Today, my father would not want to see a cigarette butt near him. He quit after his mother (and my grandmother) died. Out of lung cancer. He’s going soft.
He was a smoker. A heavy smoker, a chain smoker, someone who bought cigarettes more than he had budgeted for. A dedicated smoker. A professional smoker. A smoking machine. His skin was ashy, his index and middle finger blackened from discarding cigarette butts. He was a smoker’s smoker—a smoking that had become less a habit, and more a defining characteristic. That’s when a cig, a smoke feels less like a casual comfort in a cold world and more like an abyss, a dark deception. That’s when you feel like high-fiving a Tobacco executive. On the face. With a chair. It’s the duality of smoking between the haves and have-nots, between the have-tos and have nots.
Given my reputation as a strident non-smoker, it was funny how quickly I took to cigarettes. Like a badly shot scene in Rocky, here I was, fighting my own Apollo Creed in the form of a cigarette. Suddenly, I had to think of ashtrays and matchsticks and cigarette packs to hide. I wanted them all. Sweet Menthol. Roasters. Rocket. Sportsman. Supermatch. If 50 Cent can walk around with 9 bullet holes, what is a mere puff? If Jesus has 3 holes, what is a mere cig? A lot.

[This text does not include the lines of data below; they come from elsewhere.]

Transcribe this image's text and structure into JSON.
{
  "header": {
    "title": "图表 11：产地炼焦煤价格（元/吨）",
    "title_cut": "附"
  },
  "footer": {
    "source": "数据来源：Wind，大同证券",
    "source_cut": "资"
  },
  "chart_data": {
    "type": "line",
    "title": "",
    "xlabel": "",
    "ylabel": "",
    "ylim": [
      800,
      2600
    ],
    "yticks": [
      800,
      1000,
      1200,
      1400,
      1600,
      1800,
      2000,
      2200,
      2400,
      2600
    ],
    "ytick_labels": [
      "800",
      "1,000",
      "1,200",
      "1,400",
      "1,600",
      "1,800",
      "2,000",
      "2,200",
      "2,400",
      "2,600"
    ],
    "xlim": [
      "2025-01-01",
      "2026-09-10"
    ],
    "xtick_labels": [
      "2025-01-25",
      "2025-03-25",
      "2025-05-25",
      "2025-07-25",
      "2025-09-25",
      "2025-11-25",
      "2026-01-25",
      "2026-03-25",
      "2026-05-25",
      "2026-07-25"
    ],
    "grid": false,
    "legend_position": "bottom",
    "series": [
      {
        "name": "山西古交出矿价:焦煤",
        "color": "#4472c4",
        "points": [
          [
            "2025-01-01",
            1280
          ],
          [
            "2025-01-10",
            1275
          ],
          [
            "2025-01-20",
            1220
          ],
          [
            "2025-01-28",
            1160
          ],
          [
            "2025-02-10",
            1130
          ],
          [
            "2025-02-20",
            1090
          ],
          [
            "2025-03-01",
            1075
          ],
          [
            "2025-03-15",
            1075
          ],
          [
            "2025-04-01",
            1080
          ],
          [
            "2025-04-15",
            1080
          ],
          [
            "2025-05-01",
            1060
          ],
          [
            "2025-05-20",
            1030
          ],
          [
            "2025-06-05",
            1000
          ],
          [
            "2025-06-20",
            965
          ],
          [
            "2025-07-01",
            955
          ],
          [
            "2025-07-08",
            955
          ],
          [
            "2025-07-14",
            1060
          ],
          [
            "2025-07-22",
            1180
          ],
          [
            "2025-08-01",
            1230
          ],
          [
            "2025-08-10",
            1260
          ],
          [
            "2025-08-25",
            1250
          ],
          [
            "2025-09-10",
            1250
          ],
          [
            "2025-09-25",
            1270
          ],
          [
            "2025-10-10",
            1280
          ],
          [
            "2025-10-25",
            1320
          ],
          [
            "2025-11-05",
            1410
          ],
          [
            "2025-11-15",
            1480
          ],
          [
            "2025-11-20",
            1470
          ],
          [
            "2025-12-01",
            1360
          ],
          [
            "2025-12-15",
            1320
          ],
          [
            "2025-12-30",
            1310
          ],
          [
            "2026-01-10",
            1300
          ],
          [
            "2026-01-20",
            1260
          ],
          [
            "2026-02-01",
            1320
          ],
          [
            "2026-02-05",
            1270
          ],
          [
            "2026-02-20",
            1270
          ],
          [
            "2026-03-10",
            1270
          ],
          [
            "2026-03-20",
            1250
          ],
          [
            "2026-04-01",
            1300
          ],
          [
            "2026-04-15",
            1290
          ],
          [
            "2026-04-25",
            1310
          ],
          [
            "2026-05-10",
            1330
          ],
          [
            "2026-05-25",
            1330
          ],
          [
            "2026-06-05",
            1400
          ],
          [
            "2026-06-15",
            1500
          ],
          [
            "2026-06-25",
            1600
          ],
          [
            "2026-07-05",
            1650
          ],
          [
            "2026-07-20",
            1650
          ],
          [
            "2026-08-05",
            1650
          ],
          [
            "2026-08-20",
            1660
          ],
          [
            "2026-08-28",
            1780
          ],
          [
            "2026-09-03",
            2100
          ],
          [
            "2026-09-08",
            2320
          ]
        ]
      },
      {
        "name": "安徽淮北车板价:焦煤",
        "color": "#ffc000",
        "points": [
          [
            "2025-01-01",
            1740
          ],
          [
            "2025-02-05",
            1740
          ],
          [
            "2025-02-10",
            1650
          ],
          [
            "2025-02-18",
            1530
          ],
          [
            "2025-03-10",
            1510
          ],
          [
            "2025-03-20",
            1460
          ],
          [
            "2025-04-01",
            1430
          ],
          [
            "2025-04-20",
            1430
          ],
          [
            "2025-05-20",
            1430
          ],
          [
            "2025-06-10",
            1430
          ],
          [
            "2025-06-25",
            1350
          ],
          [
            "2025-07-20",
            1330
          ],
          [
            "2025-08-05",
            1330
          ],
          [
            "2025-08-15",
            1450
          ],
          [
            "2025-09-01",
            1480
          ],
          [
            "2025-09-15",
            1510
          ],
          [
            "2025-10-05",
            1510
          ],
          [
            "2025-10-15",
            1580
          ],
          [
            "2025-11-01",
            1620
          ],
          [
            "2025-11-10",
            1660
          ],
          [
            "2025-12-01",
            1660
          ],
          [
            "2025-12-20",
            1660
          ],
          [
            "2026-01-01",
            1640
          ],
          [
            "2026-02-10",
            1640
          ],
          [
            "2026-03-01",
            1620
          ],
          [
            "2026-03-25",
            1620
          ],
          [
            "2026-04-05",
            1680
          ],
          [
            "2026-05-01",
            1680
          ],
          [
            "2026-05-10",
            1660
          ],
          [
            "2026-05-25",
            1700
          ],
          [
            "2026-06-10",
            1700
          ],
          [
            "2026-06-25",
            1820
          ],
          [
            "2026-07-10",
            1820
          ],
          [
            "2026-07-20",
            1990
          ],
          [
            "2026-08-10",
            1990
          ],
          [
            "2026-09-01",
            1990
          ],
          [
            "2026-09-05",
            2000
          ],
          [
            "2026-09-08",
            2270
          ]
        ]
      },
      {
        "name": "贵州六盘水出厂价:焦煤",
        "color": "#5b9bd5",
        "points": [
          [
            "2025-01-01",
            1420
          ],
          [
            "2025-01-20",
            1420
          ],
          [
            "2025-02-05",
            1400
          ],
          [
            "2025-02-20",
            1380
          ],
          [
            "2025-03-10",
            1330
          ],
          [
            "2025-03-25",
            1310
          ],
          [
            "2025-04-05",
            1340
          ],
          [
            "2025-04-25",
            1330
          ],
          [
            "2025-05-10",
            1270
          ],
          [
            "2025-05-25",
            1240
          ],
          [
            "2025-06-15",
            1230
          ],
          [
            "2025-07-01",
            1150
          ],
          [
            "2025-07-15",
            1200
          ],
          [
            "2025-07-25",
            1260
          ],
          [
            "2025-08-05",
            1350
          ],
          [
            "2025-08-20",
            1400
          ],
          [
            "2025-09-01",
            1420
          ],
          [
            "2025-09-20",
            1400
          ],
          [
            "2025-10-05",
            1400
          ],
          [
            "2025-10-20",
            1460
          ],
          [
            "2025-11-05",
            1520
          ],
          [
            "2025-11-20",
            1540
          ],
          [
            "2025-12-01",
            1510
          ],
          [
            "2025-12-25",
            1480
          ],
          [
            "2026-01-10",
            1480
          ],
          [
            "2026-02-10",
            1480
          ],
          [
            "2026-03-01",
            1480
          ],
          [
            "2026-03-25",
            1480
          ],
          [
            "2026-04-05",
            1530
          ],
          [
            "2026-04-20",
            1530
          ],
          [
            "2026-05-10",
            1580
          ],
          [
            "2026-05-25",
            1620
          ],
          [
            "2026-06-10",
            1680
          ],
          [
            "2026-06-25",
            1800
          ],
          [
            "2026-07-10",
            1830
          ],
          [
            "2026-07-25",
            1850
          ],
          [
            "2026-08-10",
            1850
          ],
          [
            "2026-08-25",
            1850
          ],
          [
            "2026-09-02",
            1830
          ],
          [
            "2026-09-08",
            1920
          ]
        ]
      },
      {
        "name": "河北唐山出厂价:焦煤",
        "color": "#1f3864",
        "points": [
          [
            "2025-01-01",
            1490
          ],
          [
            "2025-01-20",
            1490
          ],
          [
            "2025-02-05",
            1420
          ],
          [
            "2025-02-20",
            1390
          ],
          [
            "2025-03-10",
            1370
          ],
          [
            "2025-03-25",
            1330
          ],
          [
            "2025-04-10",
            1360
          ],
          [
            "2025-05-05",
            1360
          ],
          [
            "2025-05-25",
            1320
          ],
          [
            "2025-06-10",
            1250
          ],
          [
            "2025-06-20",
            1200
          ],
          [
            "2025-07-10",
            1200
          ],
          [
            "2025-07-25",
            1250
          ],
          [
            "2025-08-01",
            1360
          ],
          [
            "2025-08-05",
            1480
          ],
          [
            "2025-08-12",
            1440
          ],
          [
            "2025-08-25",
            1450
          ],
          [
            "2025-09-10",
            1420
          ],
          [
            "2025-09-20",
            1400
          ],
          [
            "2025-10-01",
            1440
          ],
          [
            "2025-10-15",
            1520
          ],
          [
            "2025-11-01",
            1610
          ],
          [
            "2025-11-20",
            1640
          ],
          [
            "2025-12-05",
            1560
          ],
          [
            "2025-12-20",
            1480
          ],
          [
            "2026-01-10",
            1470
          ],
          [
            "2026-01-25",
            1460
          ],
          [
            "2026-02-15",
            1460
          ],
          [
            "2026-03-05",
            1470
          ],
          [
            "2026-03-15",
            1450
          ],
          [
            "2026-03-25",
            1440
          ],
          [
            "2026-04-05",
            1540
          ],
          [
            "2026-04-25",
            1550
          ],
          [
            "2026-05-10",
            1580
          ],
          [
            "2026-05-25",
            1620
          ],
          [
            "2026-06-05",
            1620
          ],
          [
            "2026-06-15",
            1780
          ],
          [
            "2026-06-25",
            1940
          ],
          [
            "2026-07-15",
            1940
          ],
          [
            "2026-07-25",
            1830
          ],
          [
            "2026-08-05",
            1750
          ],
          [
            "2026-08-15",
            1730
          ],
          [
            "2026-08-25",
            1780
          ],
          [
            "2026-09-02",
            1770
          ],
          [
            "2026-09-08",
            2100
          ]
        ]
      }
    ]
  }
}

Blame the advertiser’s gimmicks…
So what have I learned? Nah. I won’t do your job for you. But I’ll give you something else instead—I’ll tell you what I have not learnt: That the drugs you take, take you. There is no revelation in drugs—it just is. You aren’t any different if you take alcohol-free wine, ‘duvai’, nor any special if you take Crazy Cock whiskey, which the label claims has a potency of 40% but we all know it is… anyway, the point is, you decide what meaning you place on what you take. My father (you knew this was coming), whose, thankfully, smoking days are behind him, says in his fat little muffins of truisms, that there is no bad drug. It’s the people who use it who are bad. It’s people who abuse drugs. Don’t be abusive—whether to drugs or to people.
It’s a damned-if-you-do, damned-if-you-don’t situation: the kind of dilemma between letting a guilty guy walk free or an innocent person getting convicted? Not to say that he meant for it to be anything very deep. He’s not that manipulative. He was just saying. There’s no happenstance Zen, no plaintive caesura.
And then it all goes up in smoke…
It was clear where the cigarette’s sex appeal came from. When a grown man smoked a cigarette, he was indexing all those rugged Marlboro ads from the olden days. He was indexing Marlon Brando. Smoking was cool. But when you really know, you know. It isn’t.
It’s one thing to give up smoking, and another to become a former smoker.
I puff. I huff. Blow two rings in the air. I fail. I look at the cig—definitely not my shtick. I remember Gichore. And his two sons. I think of my own father. I stare at the Dunhill between my fingers. I put it out. It was always going downhill.